Actually, I can’t say that, because in my case, I had enough credits that it only took me eight quarters to graduate, but those quarters were spread over six years. I graduated from high school in June of 1990, worked through summer and fall, attended winter and spring, and did the same thing the next year. Then, I worked through summer and fall, and left for my mission in February of 1993. I suppose it is possible that with better funding I could have gone all three quarters for the first two years, and have completed eight before going on my mission. Still, I would have missed walking with my graduating class, and various other events.

The more important lasting impact would just be the habit of saving first and spending later. It’s not that I have been completely irresponsible. I have been completely debt-free before, I have never lived really luxuriously, and even a lot of the debt incurred now (well, before the unemployment) is because of doing things for my family. However, I certainly bought things impulsively, that I did not need or even want that much, and they did add up. Having the habit of thinking twice before spending once would be invaluable, but it didn’t seem to matter. Okay, I didn’t see job loss coming, but that’s the whole point of being debt-free and having savings, right? There are things that you can’t see coming.

So, now I have to deal with this, and it’s hard. I have liked some of the rewards with the different cards, but I swear they are not worth it, and some of the interest rates and finance charges are completely immoral. If I was financially solvent than when the rates went up I could just take my business elsewhere, but I have trapped myself. As it is, as soon as it is possible Barclay’s and Chase will be gone. I will probably keep the Unitus one. (Leave it to a credit union.)

For the phone calls, I am just being honest. No matter how much they call, I cannot pay them something I don’t have. How they act now will affect how likely they are to keep my business once I am employed again. The other possibility is that I will declare bankruptcy. The Barclays one reminded me that would affect my credit for ten years, which is true, but missed and late payments will not be that good for my score either. That decision will only be made if there are absolutely no other options. Honestly, I consider it to be a form of theft—I just don’t know how low things are going to sink.

To be fair, some of them do have various things in place to avoid penalties. If I had called when I first lost the job, I might have been able to lower payments and keep going a bit longer. Still, my current contingency plan only gets me through July. Anyway, if you have recently lost your job, but are not completely broke (or are getting unemployment, which would be lovely), it might be worth calling your creditors to see what’s what.
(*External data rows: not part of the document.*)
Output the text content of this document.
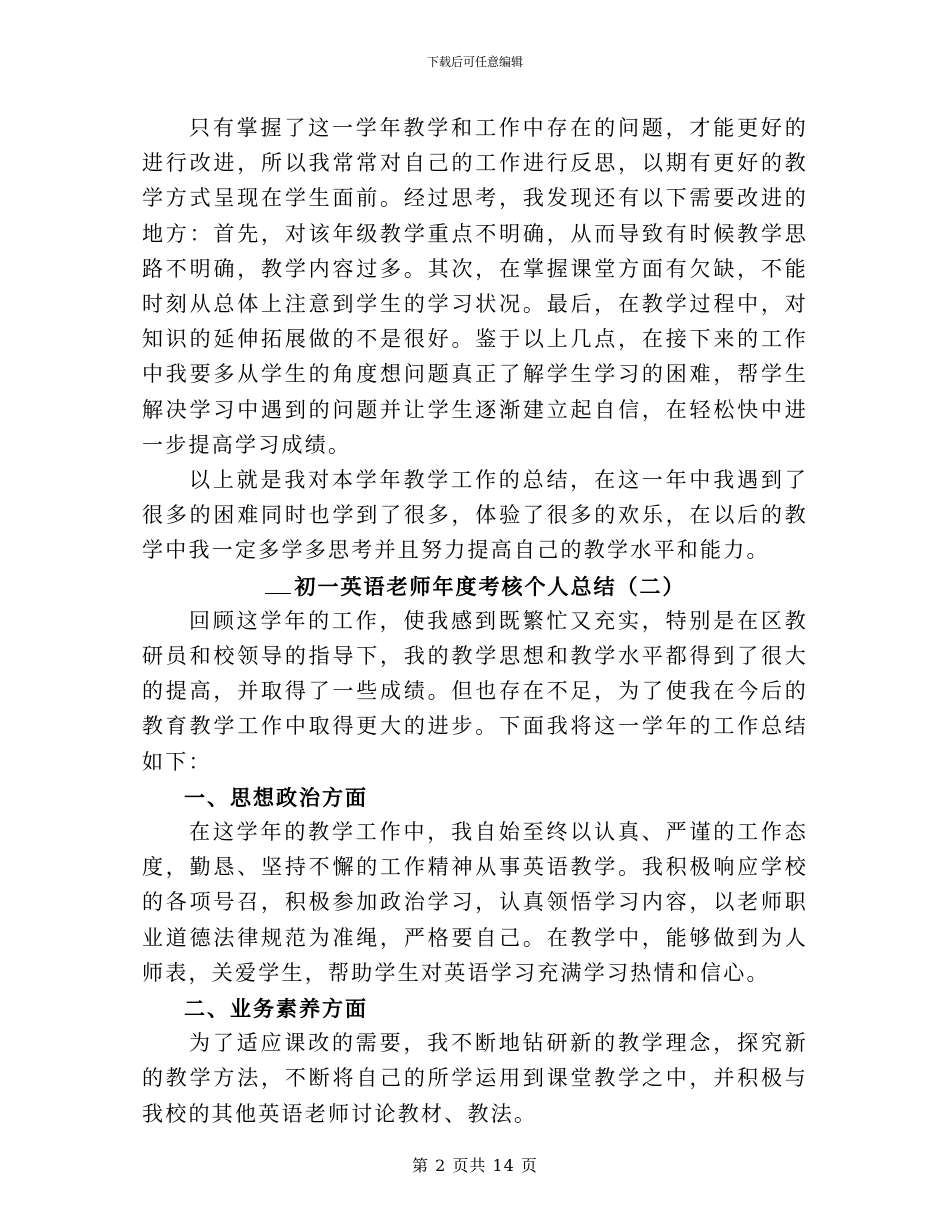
下载后可任意编辑

只有掌握了这一学年教学和工作中存在的问题，才能更好的进行改进，所以我常常对自己的工作进行反思，以期有更好的教学方式呈现在学生面前。经过思考，我发现还有以下需要改进的地方：首先，对该年级教学重点不明确，从而导致有时候教学思路不明确，教学内容过多。其次，在掌握课堂方面有欠缺，不能时刻从总体上注意到学生的学习状况。最后，在教学过程中，对知识的延伸拓展做的不是很好。鉴于以上几点，在接下来的工作中我要多从学生的角度想问题真正了解学生学习的困难，帮学生解决学习中遇到的问题并让学生逐渐建立起自信，在轻松快中进一步提高学习成绩。

以上就是我对本学年教学工作的总结，在这一年中我遇到了很多的困难同时也学到了很多，体验了很多的欢乐，在以后的教学中我一定多学多思考并且努力提高自己的教学水平和能力。

初一英语老师年度考核个人总结（二）

回顾这学年的工作，使我感到既繁忙又充实，特别是在区教研员和校领导的指导下，我的教学思想和教学水平都得到了很大的提高，并取得了一些成绩。但也存在不足，为了使我在今后的教育教学工作中取得更大的进步。下面我将这一学年的工作总结如下：

一、思想政治方面

在这学年的教学工作中，我自始至终以认真、严谨的工作态度，勤恳、坚持不懈的工作精神从事英语教学。我积极响应学校的各项号召，积极参加政治学习，认真领悟学习内容，以老师职业道德法律规范为准绳，严格要自己。在教学中，能够做到为人师表，关爱学生，帮助学生对英语学习充满学习热情和信心。

二、业务素养方面

为了适应课改的需要，我不断地钻研新的教学理念，探究新的教学方法，不断将自己的所学运用到课堂教学之中，并积极与我校的其他英语老师讨论教材、教法。

第 2 页共 14 页
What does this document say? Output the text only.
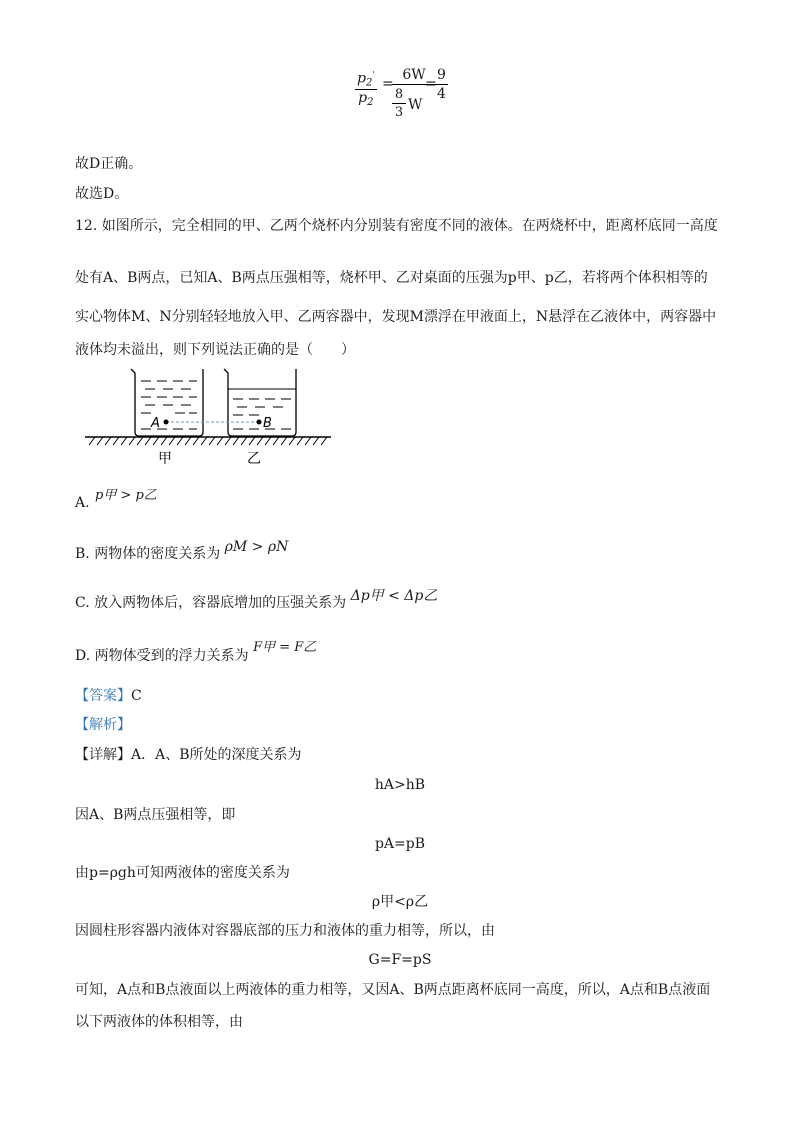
$\frac{p_2'}{p_2}$ =
6W
8
3 W
=
$\frac{9}{4}$
故D正确。
故选D。
12. 如图所示，完全相同的甲、乙两个烧杯内分别装有密度不同的液体。在两烧杯中，距离杯底同一高度
处有A、B两点，已知A、B两点压强相等，烧杯甲、乙对桌面的压强为p甲、p乙，若将两个体积相等的
实心物体M、N分别轻轻地放入甲、乙两容器中，发现M漂浮在甲液面上，N悬浮在乙液体中，两容器中
液体均未溢出，则下列说法正确的是（　　）
A	B
甲	乙
A. p甲 > p乙
B. 两物体的密度关系为 ρM > ρN
C. 放入两物体后，容器底增加的压强关系为 Δp甲 < Δp乙
D. 两物体受到的浮力关系为 F甲 = F乙
【答案】C
【解析】
【详解】A．A、B所处的深度关系为
hA>hB
因A、B两点压强相等，即
pA=pB
由p=ρgh可知两液体的密度关系为
ρ甲<ρ乙
因圆柱形容器内液体对容器底部的压力和液体的重力相等，所以，由
G=F=pS
可知，A点和B点液面以上两液体的重力相等，又因A、B两点距离杯底同一高度，所以，A点和B点液面
以下两液体的体积相等，由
For myself, I have been thinking about the things I have learned, and what I would like to change, and one thing is that I think as an adult I would want to save ten percent. I was feeling like I do not have a chance to try it now, or any time soon, because with no income I cannot demonstrate good income management. However, I did recently get my tax preparation bonus, and I made a little bit dog sitting. While paying my tithing, it occurred to me to go ahead and save ten percent anyway, so I moved $13.00 to my savings account. I guess it’s a leap of faith.

1 comment:

Karen said...

Brava for finding wisdom in hardship. I agree that it is easy to get into buying each new thing immediately, and I actually think it's better for the soul to want something for a while. Abstinence does make the heart grow fonder (and appreciate the material things more.)
Keep the faith that you will get through this.